Before anything else, check the "whole" .pdf with all the buildings that are
part of the initiative.

It is here (around 46 Mb):

[http://www.agenziademanio.it/export/download/demanio/sala_st...](http://www.agenziademanio.it/export/download/demanio/sala_stampa/SCHEDE-
BENI-2017.pdf)

For each of them there is a picture and some data (location. size, etc.), at a
first (and second) sight there are a bunch of "good" buildings (large,
historical, etc., i.e. "castles") with some potentialities, but the vast
majority is seemingly just ruins or however very small buildings located in
the middle of nowhere and actually worth nothing. They must have been added to
make "more than 100" for PR reasons or similar.
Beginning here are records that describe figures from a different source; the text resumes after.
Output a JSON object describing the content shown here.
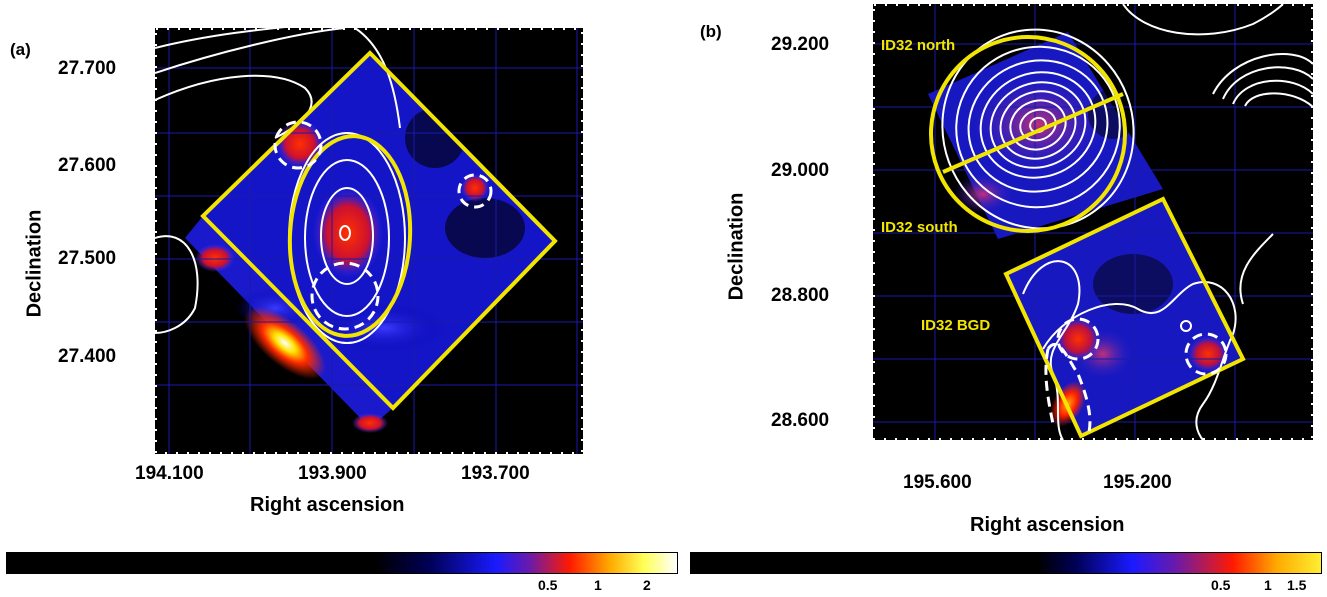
{
  "panel_a": {
    "letter": "(a)",
    "x_axis_title": "Right ascension",
    "y_axis_title": "Declination",
    "x_ticks": [
      "194.100",
      "193.900",
      "193.700"
    ],
    "y_ticks": [
      "27.700",
      "27.600",
      "27.500",
      "27.400"
    ],
    "colorbar_ticks": [
      "0.5",
      "1",
      "2"
    ]
  },
  "panel_b": {
    "letter": "(b)",
    "x_axis_title": "Right ascension",
    "y_axis_title": "Declination",
    "x_ticks": [
      "195.600",
      "195.200"
    ],
    "y_ticks": [
      "29.200",
      "29.000",
      "28.800",
      "28.600"
    ],
    "colorbar_ticks": [
      "0.5",
      "1",
      "1.5"
    ],
    "region_labels": {
      "north": "ID32 north",
      "south": "ID32 south",
      "bgd": "ID32 BGD"
    }
  },
  "colors": {
    "contour": "#ffffff",
    "region": "#f2e600",
    "grid": "#1a1aaa",
    "background": "#000000"
  }
}
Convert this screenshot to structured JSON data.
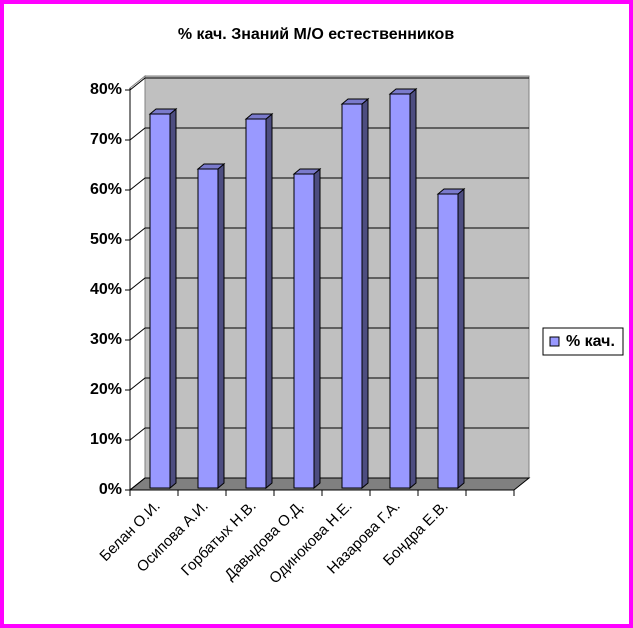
{
  "chart_data": {
    "type": "bar",
    "title": "% кач. Знаний М/О естественников",
    "categories": [
      "Белан О.И.",
      "Осипова А.И.",
      "Горбатых Н.В.",
      "Давыдова О.Д.",
      "Одинокова Н.Е.",
      "Назарова Г.А.",
      "Бондра Е.В.",
      null
    ],
    "series": [
      {
        "name": "% кач.",
        "color": "#9999ff",
        "values": [
          76,
          65,
          75,
          64,
          78,
          80,
          60,
          null
        ]
      }
    ],
    "ylim": [
      0,
      80
    ],
    "yticks": [
      {
        "value": 0,
        "label": "0%"
      },
      {
        "value": 10,
        "label": "10%"
      },
      {
        "value": 20,
        "label": "20%"
      },
      {
        "value": 30,
        "label": "30%"
      },
      {
        "value": 40,
        "label": "40%"
      },
      {
        "value": 50,
        "label": "50%"
      },
      {
        "value": 60,
        "label": "60%"
      },
      {
        "value": 70,
        "label": "70%"
      },
      {
        "value": 80,
        "label": "80%"
      }
    ],
    "grid": true,
    "legend": "right"
  }
}
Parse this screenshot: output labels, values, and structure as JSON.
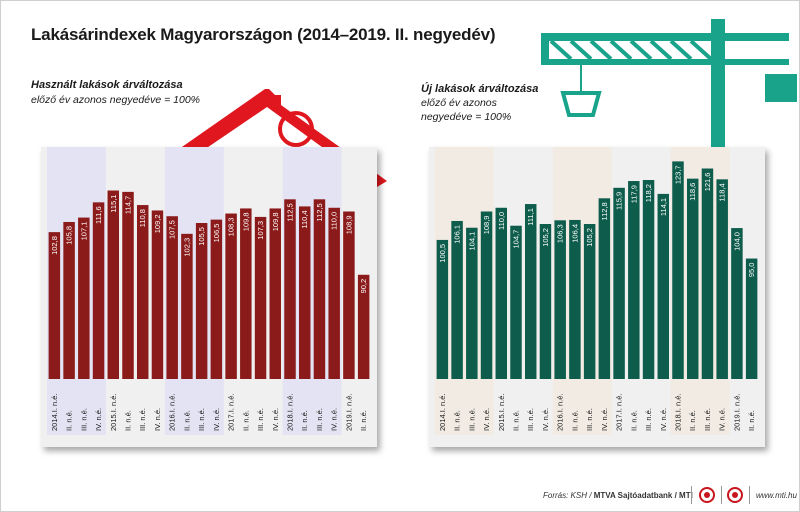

In the top right of each page there is a Red or Blue dot, the Blue one means
that the building will be given in "Concessione gratuita" (free) the Red one
means that the building will be given in "Concessione di valorizzazione" (not
actually free, you will have to offer how much you want to pay as rent for the
duration of the lease ).

Guess which buildings are Red and which are Blue?

Also, Blue is reserved to associations or cooperatives (with preference to
those where the majority of members below 40 years) expressly excluding
"simple" citizens (which may make however an offer for the Red ones).

So, NO "castle" is given away for free.

Anyway, right now there is a "public consultation" where people is asked to
provide ideas, opinions, etc. until June 26th, we will see how it will
develop.